I don't agree white women tan for a holiday look ,why do some women have a annual tan, if holidays are seasonal, or taken at intervals? The truth is I hear many of them moaning they look too pasty white, not pretty. Again it's the crappy beauty industry, music industry basically media to blame for this poor body image. bronzing powder that's relatively new same idea. apparently bronzing powders for browns skins too, yeah like I need bronzing?, I don't fall for that nonsense at all!

I remember watching chat show I won't name years ago now, American, where parents were using chemicals to relax their nursery school kids hair to look pretty. These kids even thought they looked ugly with their natural hair. It was sad to see the kids moaning or crying because the relaxer stung, but still they persisted relaxing their hair to apparently look "pretty" . If the brainwashing about so called perceived beauty starts this young those girls don't have a chance to change when older, they will find it too hard to make the transition.

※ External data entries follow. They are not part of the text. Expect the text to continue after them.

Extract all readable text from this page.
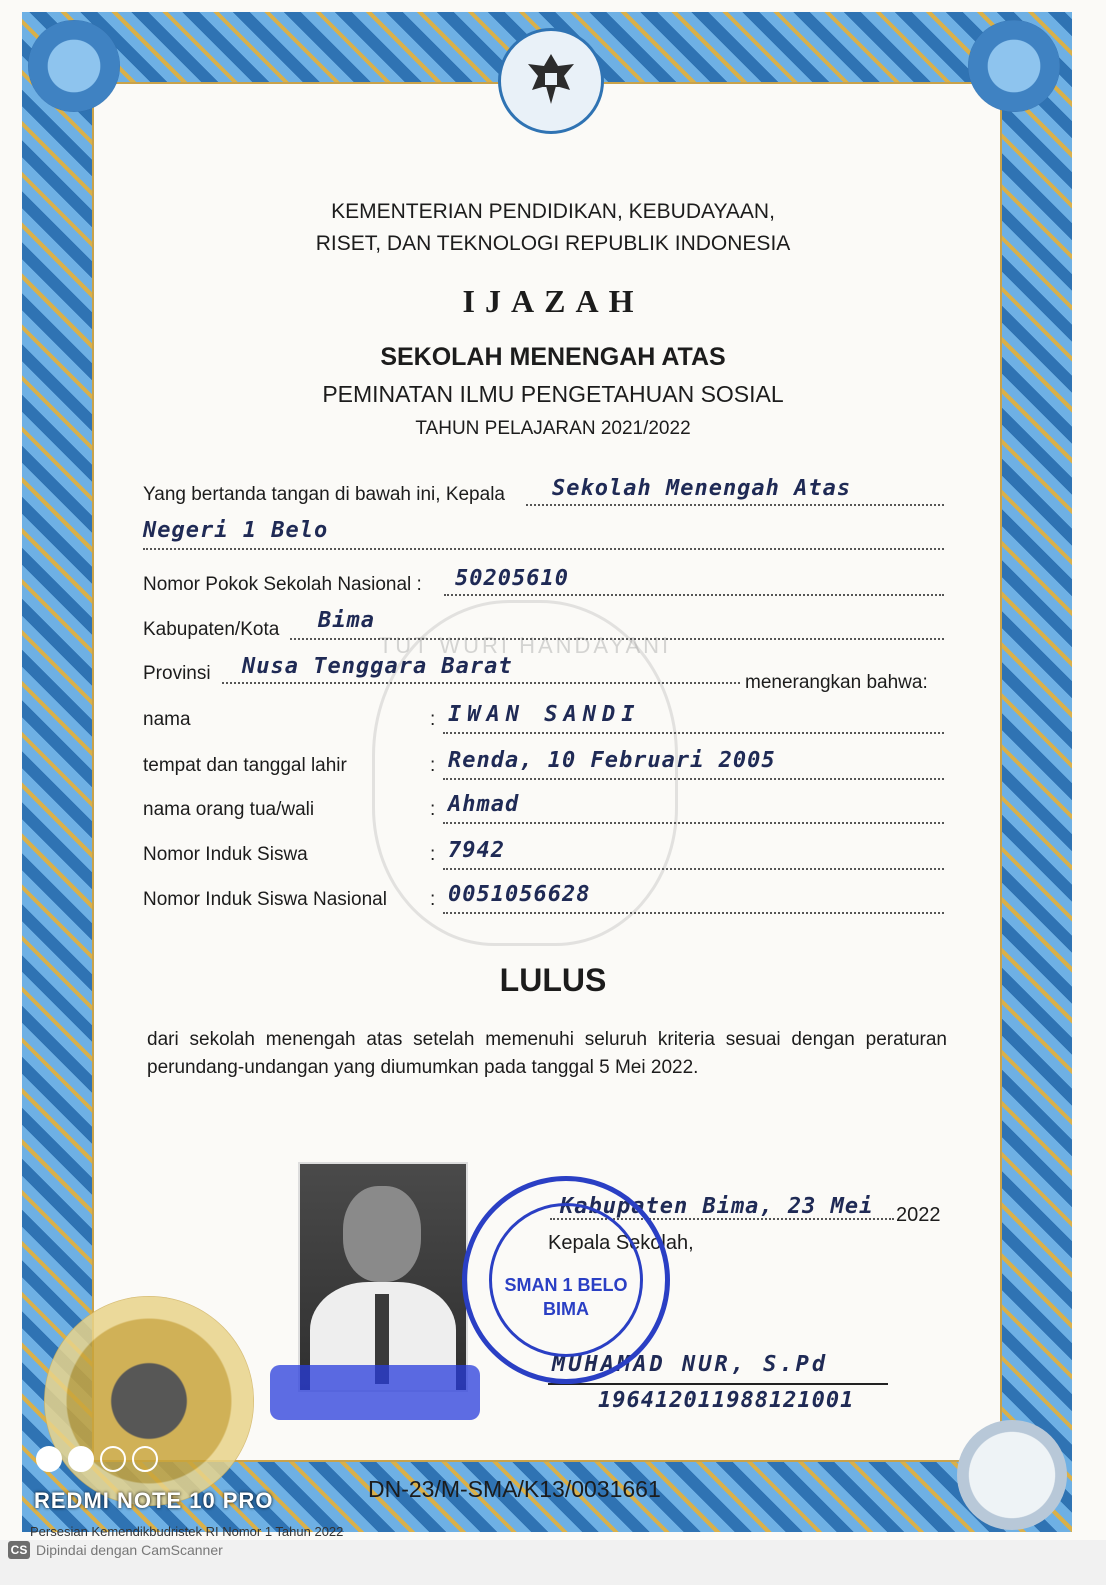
KEMENTERIAN PENDIDIKAN, KEBUDAYAAN,
RISET, DAN TEKNOLOGI REPUBLIK INDONESIA
IJAZAH
SEKOLAH MENENGAH ATAS
PEMINATAN ILMU PENGETAHUAN SOSIAL
TAHUN PELAJARAN 2021/2022
TUT WURI HANDAYANI
Yang bertanda tangan di bawah ini, Kepala Sekolah Menengah Atas
Negeri 1 Belo
Nomor Pokok Sekolah Nasional : 50205610
Kabupaten/Kota Bima
Provinsi Nusa Tenggara Barat
menerangkan bahwa:
nama	: IWAN SANDI
tempat dan tanggal lahir	: Renda, 10 Februari 2005
nama orang tua/wali	: Ahmad
Nomor Induk Siswa	: 7942
Nomor Induk Siswa Nasional : 0051056628
LULUS
dari sekolah menengah atas setelah memenuhi seluruh kriteria sesuai dengan peraturan perundang-undangan yang diumumkan pada tanggal 5 Mei 2022.
Kabupaten Bima, 23 Mei 2022
Kepala Sekolah,
MUHAMAD NUR, S.Pd
196412011988121001
SMAN 1 BELO
BIMA
REDMI NOTE 10 PRO	DN-23/M-SMA/K13/0031661
Persesian Kemendikbudristek RI Nomor 1 Tahun 2022
CS Dipindai dengan CamScanner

Ironically the same thing happens amongst Asians. apparently we should all have straight sleek shiny hair. If a baby is born with curly hair it is bemoaned oh she has "bushy" hair, meaning it's ugly. Nevermind she has gorgeous curls no it's bushy and nasty. I remember an asian girl at my secondary school I was horrified to learn some students from the same background as me had nicknamed her the Afro bangla. Because she was bangladeshi but had incredibly big hair. she had small ringlets like Whitney looked like in the. 80s which I think was pretty and very cool.

I've gone on a bit but I believe these hair issues are down to same issue they have a white complex, think they should look a certain way to be deemed beautiful.